I hear colleagues bemoan the drama of a transition plan gone awry. Then comes the inevitable client conflict when a plan they tentatively agreed to does not work out. On further analysis, I find that client priorities were either not identified or, worse, disregarded, as a driving concern for shaping the plan. This is problematic in settings along the entire care continuum. Investigating these occurrences uncovers a common response of “I asked whether a client has a preferred vendor or post-acute facility.” Although that is a start, it is not what client-centeredness is about. Mandated queries touch on the past and serve to inform the present. But using a preferred vendor does not transform what we do to a client-centered approach in and of itself.
Back to saying “yes.” On stage, improv scenes are given a context, such as “two people at a complicated map trying to find the desired train and route.” Each participant says “yes” by making statements and adding details that invites the other person to respond. Negative statements grind the improv to a halt. Now, apply this overlay to work situations. The ability to collaborate comes with an assumption that we have done our homework before making any statements. To effectively make meaningful statements, we must take time to prepare for conversations. This allows us an opportunity to move closer to client-centered goals because we go into the conversation knowing more about the person or at least knowing what questions need to be asked in order to understand the person's situation. In doing so, we reduce the chances of giving a negative response that shuts down our case manager–client collaboration. Knowledge drives our meaningful interactions.
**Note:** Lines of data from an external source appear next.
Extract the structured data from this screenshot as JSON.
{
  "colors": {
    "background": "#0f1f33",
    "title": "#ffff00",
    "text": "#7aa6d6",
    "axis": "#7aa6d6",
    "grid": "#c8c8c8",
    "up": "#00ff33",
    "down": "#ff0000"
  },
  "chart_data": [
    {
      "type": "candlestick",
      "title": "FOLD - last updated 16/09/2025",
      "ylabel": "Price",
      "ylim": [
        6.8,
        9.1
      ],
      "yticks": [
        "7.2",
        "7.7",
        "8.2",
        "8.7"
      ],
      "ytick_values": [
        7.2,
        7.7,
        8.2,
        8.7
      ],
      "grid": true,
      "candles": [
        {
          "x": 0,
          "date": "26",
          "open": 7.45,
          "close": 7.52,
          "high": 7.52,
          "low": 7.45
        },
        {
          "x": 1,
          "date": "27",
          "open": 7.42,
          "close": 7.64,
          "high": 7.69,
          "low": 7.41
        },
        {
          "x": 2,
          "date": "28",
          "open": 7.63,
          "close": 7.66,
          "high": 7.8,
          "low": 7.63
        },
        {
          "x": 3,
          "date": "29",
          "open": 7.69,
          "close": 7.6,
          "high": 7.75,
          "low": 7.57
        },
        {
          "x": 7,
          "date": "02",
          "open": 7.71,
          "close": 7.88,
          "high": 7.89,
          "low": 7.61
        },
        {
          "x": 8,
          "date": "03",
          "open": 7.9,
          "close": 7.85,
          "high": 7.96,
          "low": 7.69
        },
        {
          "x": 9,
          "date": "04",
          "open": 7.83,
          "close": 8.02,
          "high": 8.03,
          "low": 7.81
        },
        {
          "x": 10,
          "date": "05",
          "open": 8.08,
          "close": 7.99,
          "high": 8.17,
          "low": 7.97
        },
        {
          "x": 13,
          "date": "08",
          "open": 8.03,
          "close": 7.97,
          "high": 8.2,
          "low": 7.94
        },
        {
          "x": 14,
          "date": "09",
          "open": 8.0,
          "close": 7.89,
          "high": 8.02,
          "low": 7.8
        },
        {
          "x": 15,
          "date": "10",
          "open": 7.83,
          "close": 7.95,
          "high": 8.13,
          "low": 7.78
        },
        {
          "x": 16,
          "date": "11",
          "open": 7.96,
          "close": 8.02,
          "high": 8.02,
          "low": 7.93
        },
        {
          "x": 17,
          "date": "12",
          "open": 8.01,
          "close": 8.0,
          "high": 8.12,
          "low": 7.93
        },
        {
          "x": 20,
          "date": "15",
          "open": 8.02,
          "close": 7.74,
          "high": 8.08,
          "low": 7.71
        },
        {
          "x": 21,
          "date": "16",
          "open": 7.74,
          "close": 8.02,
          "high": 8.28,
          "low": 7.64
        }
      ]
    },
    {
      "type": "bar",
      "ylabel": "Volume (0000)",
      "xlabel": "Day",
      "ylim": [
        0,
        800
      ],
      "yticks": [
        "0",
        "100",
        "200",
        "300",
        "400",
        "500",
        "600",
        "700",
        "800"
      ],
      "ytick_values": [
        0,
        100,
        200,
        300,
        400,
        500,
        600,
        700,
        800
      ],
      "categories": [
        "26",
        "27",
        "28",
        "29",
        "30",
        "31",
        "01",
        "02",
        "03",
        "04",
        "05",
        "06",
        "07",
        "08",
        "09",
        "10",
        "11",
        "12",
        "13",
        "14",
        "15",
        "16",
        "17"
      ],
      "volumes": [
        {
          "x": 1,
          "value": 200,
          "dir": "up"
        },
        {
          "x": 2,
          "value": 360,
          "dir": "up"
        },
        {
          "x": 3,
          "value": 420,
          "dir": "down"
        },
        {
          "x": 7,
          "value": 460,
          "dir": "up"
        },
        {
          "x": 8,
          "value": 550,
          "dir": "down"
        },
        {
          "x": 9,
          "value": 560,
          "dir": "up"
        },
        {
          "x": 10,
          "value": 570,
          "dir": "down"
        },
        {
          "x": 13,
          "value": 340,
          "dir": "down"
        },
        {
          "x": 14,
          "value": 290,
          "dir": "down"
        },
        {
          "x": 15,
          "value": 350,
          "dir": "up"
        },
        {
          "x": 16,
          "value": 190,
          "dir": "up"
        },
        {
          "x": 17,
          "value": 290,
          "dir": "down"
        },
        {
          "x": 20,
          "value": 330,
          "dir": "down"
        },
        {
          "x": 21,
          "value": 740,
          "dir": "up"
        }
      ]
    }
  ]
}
Most people work according to policies, workflows, and procedures. These build in “no” options simply by placing boundaries on our actions. For instance, consider a client who responds to statements about transition planning with an emphatic “I want to go home.” Rather than coming back with “You need to spend time in a rehab hospital first” (basically saying no with more words), how about saying “I understand wanting to go home, let's talk this through.” Follow this with open-ended questions to determine whether the person believes he or she will be safe going straight home, whether he or she has support systems, and perhaps adding in a few facts as to the person's current health state and self-care ability. Once you and the client have more information, you need to apply these new details and consider whether a home plan is a safe alternative. Avoid a showdown by giving the person a chance to think about your conversation. Let your client know you are going to reconsider the options and ask him or her to think about the possibility of a couple days of rehabilitation. This is where authentic client-centeredness begins. This also allows the conversation to continue versus ending it with an outright “no.” Our statements have meaning beyond definition. At best, they signal collaboration. At worst, they condescend and corrupt case manager–client trust.
Taking a “say yes” approach means making meaningful statements in order to build client trust. Serving as a facilitator means being there to help our clients achieve their goals. When we take a carefully considered approach, we begin to address Rule 4: There are no mistakes. We avoid the mistake of not understanding basic concepts of positive/negative, good/bad, and success/failure from our client's perspective. We avoid forcing a person into a transition plan that might let us check off a box but does not take client desires into account.
Can we completely avoid making mistakes? That is unlikely. However, in taking the time to consider information gleaned from our meaningful conversations, we may avoid falling into the trap of our work being reduced to as a checklist. Instead, the checklist becomes an essential safety mechanism. Today's professional case management shifts us into to a collaborative and creative client-centered practice, supporting clients as they strive toward their own goals.